Tuesday, January 12, 2010

Bankers' Bonuses and the Tilt in the U.S. Economy

There isn't a level playing field in the U.S. economy. The government gives major advantages to banks and other financial companies. Banks are subsidized by the Federal Reserve, which gives them very cheap credit compared to say, Boeing, Ford or Disney. It also buys funky assets (like mortgage-backed securities) from them and stabilizes their counterparties (like AIG) when the latter get into trouble. When the going gets rough in the financial markets, the banks don't have to get tough. The government brings in a stretch limo and drives them to Easy Street.
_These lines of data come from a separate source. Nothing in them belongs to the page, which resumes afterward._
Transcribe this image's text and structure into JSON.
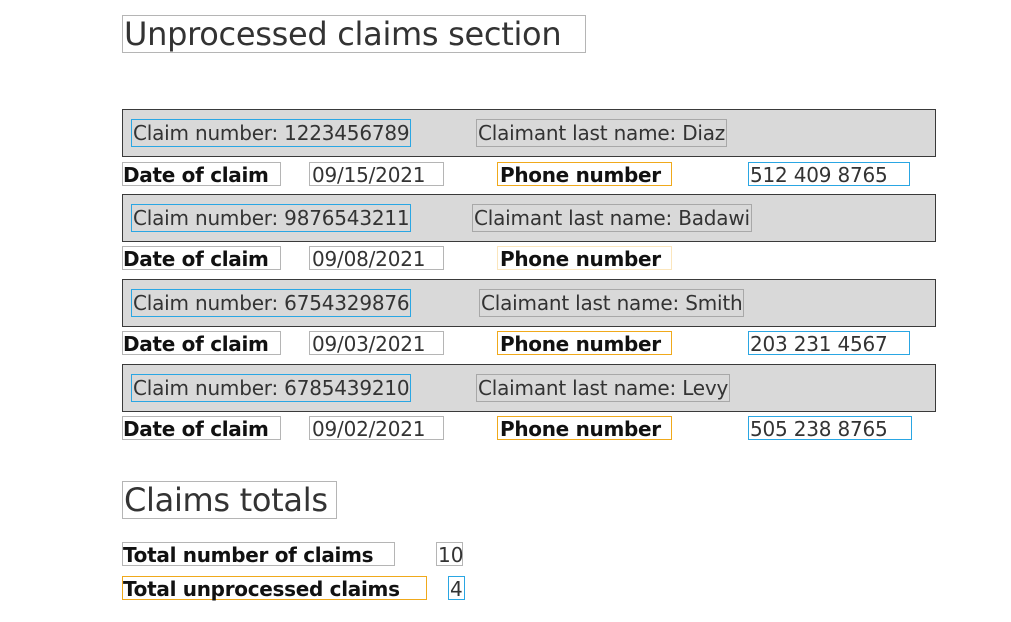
{
  "unprocessed_section": {
    "title": "Unprocessed claims section",
    "date_label": "Date of claim",
    "phone_label": "Phone number",
    "claims": [
      {
        "claim_number": "Claim number: 1223456789",
        "last_name": "Claimant last name: Diaz",
        "date": "09/15/2021",
        "phone": "512 409 8765"
      },
      {
        "claim_number": "Claim number: 9876543211",
        "last_name": "Claimant last name: Badawi",
        "date": "09/08/2021",
        "phone": ""
      },
      {
        "claim_number": "Claim number: 6754329876",
        "last_name": "Claimant last name: Smith",
        "date": "09/03/2021",
        "phone": "203 231 4567"
      },
      {
        "claim_number": "Claim number: 6785439210",
        "last_name": "Claimant last name: Levy",
        "date": "09/02/2021",
        "phone": "505 238 8765"
      }
    ]
  },
  "totals_section": {
    "title": "Claims totals",
    "total_claims_label": "Total number of claims",
    "total_claims_value": "10",
    "total_unprocessed_label": "Total unprocessed claims",
    "total_unprocessed_value": "4"
  },
  "colors": {
    "header_background": "#d9d9d9",
    "highlight_blue": "#2aa6e3",
    "highlight_orange": "#f0a91b"
  }
}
The government also tilts the playing field in favor of residential real estate. Government alter egos like Fannie Mae, Freddie Mac, Ginnie Mae and the FHA provide financing at interest rates lower than market forces would justify, and tax benefits like the mortgage interest deduction and now buyers' credits. When liquidity for mortgages dries up, the Fed buys a trillion dollars plus worth of mortgage-backed securities with printed money, holding down interest rates and propping up residential real estate while putting wage earners at risk of inflation.

Thus, capital flows into financial services and residential real estate, where the generosity of taxpayers reduces the chances of loss and increases the potential for profit. Other sectors of the economy can only imitate Oliver Twist holding an empty bowl. Since those other sectors, especially medium-sized and small businesses, might otherwise create jobs crucial to economic recovery, putting them on a starvation diet for capital steers the economy toward stagnation.

News media stories report that Wall Street is about to reveal record or near record earnings, and pay record or near record bonuses. Although no one in the government will admit it, this is a problem created by the government. By giving the banks such massive subsidies and benefits, humongous profits were predictable. Indeed, they're exactly what the Fed and Treasury intended, as buffers to stabilize the financial system. But putting huge profits on bank financial statements is like putting mountains of corn and rice in front of ravenous hogs. What do we think will happen? That bankers will retain profits in the banks' capital accounts for the good of the nation?

No doubt, senior officials at Treasury, the Fed and the White House, as well as almost all members of Congress, are preparing their statements of outrage over the soon-to-be announced bank mega-bonuses. They should save those statements and back them up--twice--because they'll be using those statements a lot. Given the way the government has tilted the playing field in the economy, banks will be making headline profits at taxpayer expense, and paying headline bonuses, as far into the future as one can see.

America is more like to prosper long term if there is a level playing field for capital. But undoing a federal subsidy is greater challenge than climbing Mt. Everest blindfolded. Practically no one in the government, in either party, wants to make major changes to these rules of the game. Meanwhile, back at the ranch, unemployed formerly middle-class Americans are hoping for one day a week when they can have franks and beans instead of rice and beans. Small businesses are looking for anyone who can lend them a dime.